Bien amicalement et à te lire
Jacques W
Le 27 décembre 2016
Cher jacques
Voici (en pièces jointes) les quatre seuls documents que j’ai retrouvés sur ma participation personnelle à la discussion autour de l’idée de PI de « travailleur collectif » et les sujets directement connexes (les questions du « travail productif » de la « classe ouvrière fer de lance du prolétariat »). C’était en 2013-2014. Je dois dire que PI n’y a jamais répondu par voie formelle de texte. Il y a eu seulement une dizaine de courriels (entre moi et F. ou J. de Bruxelles) en général furtifs avec, quand même, deux ou trois passablement développés, mais ça, je l’ai malheureusement perdu à la suite d’un sinistre informatique (on ne pense jamais assez à la sauvegarde, tant qu’il est temps, des échanges de cette forme).

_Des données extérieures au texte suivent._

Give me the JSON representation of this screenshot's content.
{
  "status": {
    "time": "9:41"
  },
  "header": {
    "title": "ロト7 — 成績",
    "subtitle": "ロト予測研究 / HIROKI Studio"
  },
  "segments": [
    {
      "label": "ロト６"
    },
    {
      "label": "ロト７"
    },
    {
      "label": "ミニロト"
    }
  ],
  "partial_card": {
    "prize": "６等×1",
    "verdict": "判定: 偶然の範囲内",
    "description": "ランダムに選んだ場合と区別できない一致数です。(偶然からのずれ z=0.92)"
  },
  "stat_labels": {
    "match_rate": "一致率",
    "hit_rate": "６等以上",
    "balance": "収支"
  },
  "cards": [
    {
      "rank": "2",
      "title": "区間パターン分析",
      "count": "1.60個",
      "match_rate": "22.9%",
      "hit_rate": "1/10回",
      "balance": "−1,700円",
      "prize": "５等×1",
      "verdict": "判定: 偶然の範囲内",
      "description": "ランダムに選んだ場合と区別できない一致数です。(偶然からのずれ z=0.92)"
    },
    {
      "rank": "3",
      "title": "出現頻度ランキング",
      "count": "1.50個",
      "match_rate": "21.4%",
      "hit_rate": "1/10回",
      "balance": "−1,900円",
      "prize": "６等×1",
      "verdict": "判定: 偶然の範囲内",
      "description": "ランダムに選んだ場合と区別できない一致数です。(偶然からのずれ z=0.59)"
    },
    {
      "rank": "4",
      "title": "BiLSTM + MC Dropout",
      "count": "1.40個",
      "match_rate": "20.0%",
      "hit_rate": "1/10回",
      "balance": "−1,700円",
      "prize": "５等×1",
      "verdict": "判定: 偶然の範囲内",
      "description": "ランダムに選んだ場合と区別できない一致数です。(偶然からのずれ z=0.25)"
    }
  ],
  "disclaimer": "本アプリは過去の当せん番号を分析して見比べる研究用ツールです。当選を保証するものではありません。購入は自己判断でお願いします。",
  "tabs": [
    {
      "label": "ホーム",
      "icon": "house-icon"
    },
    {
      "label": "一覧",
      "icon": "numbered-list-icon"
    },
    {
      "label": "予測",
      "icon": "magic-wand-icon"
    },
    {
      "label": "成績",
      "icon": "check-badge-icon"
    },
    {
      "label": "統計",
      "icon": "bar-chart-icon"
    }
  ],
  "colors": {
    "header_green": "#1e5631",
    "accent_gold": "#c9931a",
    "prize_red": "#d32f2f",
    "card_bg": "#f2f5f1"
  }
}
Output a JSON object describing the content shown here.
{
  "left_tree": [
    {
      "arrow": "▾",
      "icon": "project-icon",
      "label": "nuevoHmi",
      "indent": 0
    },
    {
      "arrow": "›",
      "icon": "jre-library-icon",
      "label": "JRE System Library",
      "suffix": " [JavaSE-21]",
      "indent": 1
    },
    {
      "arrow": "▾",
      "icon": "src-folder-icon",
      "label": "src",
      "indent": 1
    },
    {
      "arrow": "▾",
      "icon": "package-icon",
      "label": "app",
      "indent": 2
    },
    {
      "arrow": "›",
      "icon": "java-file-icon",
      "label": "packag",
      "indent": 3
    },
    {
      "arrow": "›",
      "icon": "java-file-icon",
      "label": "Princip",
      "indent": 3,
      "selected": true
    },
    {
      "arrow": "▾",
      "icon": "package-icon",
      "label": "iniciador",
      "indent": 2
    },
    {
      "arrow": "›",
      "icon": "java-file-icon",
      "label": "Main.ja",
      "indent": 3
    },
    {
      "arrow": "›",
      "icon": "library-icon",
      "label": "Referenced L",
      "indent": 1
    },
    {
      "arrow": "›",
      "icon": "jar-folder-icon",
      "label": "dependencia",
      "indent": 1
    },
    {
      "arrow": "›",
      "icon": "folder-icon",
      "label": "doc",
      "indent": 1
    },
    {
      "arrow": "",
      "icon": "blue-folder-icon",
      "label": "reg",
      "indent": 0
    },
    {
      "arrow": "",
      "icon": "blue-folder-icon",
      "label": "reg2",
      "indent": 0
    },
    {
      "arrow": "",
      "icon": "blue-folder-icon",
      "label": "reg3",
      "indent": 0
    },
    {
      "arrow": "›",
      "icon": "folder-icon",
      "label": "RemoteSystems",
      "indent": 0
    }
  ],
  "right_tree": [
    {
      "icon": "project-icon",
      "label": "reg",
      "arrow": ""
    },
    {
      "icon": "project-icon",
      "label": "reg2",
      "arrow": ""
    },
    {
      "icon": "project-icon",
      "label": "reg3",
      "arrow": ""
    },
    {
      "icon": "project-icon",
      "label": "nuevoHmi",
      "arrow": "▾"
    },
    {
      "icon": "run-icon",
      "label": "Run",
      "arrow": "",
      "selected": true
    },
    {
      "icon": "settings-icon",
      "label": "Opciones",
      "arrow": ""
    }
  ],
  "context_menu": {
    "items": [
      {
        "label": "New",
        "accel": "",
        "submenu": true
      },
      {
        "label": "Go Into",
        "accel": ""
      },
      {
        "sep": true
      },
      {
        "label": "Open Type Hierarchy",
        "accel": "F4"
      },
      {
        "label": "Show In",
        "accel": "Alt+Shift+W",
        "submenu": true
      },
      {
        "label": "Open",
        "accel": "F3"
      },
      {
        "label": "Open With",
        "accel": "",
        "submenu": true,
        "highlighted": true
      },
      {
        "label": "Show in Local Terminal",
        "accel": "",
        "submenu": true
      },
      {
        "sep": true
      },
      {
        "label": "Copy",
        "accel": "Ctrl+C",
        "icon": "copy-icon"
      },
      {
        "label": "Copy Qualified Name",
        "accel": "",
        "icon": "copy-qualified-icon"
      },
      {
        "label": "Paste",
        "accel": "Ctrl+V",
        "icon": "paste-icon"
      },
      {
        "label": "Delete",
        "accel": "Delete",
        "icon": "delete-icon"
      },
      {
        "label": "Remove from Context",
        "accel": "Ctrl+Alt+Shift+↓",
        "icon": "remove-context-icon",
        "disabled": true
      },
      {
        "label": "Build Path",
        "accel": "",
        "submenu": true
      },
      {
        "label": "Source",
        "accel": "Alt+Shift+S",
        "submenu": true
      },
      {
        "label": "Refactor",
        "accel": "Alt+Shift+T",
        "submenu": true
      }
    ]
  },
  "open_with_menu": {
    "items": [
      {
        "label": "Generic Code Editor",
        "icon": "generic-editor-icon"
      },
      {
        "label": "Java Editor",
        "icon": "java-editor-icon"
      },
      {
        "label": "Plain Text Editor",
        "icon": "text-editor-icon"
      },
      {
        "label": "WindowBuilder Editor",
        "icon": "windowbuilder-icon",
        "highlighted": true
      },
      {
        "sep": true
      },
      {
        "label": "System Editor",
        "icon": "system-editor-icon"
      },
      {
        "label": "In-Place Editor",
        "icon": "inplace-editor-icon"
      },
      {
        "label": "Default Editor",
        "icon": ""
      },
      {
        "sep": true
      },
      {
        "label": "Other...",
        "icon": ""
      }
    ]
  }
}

Ces 4 textes n’ont jamais circulé en dehors de PI et du CDP. Je veux dire par-là que tu n’es pas censé en avoir connaissance. Donc, si tu te sers de mes textes, notamment quand je fais allusion à des textes internes de PI.…, prends les précautions civiles d’usage. Mais tu peux dire que tu as ma permission. Et puis, après tout, il n’y a rien qui requiert le secret ou qui nuit moralement sinon politiquement aux personnes.
Je suis en train de lire ton bouquin (co-rédigé avec Jacques Guigou) sur la dialectique. C’est bon. Hier, j’ai flashé sur cette phrase (en page 112) : « Or c’est parce que ce sont les hommes qui font l’histoire [comme dit Marx, note mienne] que l’histoire peut avoir une fin au sens où il peut advenir un autre devenir qu’un devenir historique. Le problème, c’est que l’absence actuelle de visibilité d’un tel projet conduit souvent à des positions catastrophistes et non pas à une véritable perspective émancipatrice, comme on aurait dit avant que ce ne soit la révolution du capital qui recouvre tous les possibles émancipateurs pour les utiliser comme des opérateurs de capitalisation de toutes les activités humaines. » Je ne comprends pas clairement tout ce qui est impliqué là-dedans, mais je sens que c’est important. A mon avis, c’est un passage clé de votre ouvrage.